本筋とは関係ないけど、敷島が仕事にも慣れ、家にもだんだんとモノが増えて生活が整っていく様子もワクワクした。武器がないから、機雷を現地調達っていうアイデアも面白いな、と。国内、アメリカでヒットしているのも、まあわかる。ただ、こりゃどうなんだい? ちょっとないよね…というシーンがいくつかあったので、そこだけどうしても語りたい。
①そこはさすがに国が動こうよ
普通、民間でしかゴジラに対抗できないなんてことある? 銀座を吹っ飛ばされてんだよ。それが再上陸したら、どんだけ被害が出るかわかってるでしょ? 国が滅亡していいの? そこを主張したら、さすがに国際世論も認めざるをえないはず。
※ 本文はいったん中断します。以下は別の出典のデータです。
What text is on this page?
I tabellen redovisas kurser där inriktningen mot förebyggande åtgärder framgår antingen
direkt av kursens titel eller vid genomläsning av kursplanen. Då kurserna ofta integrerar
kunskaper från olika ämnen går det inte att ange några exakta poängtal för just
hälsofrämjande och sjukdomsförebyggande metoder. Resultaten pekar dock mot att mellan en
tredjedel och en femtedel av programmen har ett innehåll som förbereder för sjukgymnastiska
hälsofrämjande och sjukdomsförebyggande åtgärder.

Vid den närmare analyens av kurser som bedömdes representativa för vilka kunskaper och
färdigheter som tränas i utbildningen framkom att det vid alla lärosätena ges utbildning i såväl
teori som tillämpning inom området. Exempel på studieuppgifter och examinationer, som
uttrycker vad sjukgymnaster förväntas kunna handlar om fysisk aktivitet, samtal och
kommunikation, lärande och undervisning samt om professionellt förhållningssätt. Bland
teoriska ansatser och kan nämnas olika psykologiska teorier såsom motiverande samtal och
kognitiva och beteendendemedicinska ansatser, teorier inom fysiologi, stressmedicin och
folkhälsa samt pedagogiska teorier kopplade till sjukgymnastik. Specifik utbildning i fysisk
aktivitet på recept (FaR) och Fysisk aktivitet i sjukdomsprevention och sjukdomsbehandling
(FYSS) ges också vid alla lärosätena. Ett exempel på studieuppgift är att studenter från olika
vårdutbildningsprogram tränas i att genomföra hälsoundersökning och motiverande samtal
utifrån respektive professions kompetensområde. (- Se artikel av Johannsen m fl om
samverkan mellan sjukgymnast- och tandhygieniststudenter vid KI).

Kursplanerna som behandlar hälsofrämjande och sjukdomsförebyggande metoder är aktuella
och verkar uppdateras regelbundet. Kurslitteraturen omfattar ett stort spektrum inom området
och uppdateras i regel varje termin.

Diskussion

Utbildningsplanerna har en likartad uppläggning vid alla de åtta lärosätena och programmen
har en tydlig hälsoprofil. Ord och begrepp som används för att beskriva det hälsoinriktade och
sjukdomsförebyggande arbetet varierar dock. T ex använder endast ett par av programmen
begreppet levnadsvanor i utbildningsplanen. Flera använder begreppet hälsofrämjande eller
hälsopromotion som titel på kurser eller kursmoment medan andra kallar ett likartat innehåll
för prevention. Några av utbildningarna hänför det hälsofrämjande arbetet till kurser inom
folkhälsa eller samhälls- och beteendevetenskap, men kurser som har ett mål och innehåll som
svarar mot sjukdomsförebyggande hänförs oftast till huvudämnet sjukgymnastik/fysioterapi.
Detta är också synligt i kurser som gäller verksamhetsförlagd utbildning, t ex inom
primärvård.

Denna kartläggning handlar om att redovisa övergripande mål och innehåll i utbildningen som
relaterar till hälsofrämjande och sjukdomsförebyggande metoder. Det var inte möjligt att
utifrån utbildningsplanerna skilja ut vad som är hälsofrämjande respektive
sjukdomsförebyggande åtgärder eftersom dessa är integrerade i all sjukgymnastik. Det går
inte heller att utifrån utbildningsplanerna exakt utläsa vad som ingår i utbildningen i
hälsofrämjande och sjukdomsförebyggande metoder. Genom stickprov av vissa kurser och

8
大規模な作戦を撮影するだけの資金がなかったのか? アイデアから逆算したのか? いずれにせよ、この設定にはかなりの無理がある。制作の事情が透けて見えて、興が削がれた。
②なんで応援の船が来た?
深海からゴジラを引っ張り上げるのに、動力が足りない! くそっ、どうすりゃいいんだ…という場面。なぜか残してきた見習い船員の水島四郎(演・山田裕貴)が多数の漁船を引き連れて駆けつける。…これ、胸アツシーンなのかな? オレとしては状況が都合よすぎて、無理だった。武器を持たない非武装の漁船がなぜここに? 何ができると思った? 途中で通信するヒマなかったよね? 何の伏線もなく船団が現れたのが受け入れられない。うーん、これはイヤだ…。
③最後、敬礼じゃないでしょ
敷島が機体ごとゴジラの口に突っ込んで倒したあと。敷島の脱出が確認されている状況で、船員たちがゴジラに向かって敬礼するシーン。なんで敬礼? 敬礼って、相手を敬う気持ち、あるいは謝罪の気持ちがあるときに出るものだよね。敷島が特攻で死んだのなら自然に出て然るべき行為だけど、今回は崩れゆくゴジラ単体に向かって敬礼している。いやいや、このゴジラに恨みこそあれ、少しでも尊敬の気持ち、ある? 何の気兼ねもなく、本能のまま暴れ回っただけだからね。シメとして何かほしかったのはわかるけど、違うんだよなぁ…。例えば、敷島の生存判明が敬礼の後だったらキレイに収まったのに。
この①~③だけは腹に据えかねたので、どうしても書きたかった。「まあ、映画だから…」と言ってしまえばそれまでだが、あまりにトンデモな部分があると、リアリティがなくて冷めてしまうから。発信者のはしくれとして、自戒もこめて。それでは、また。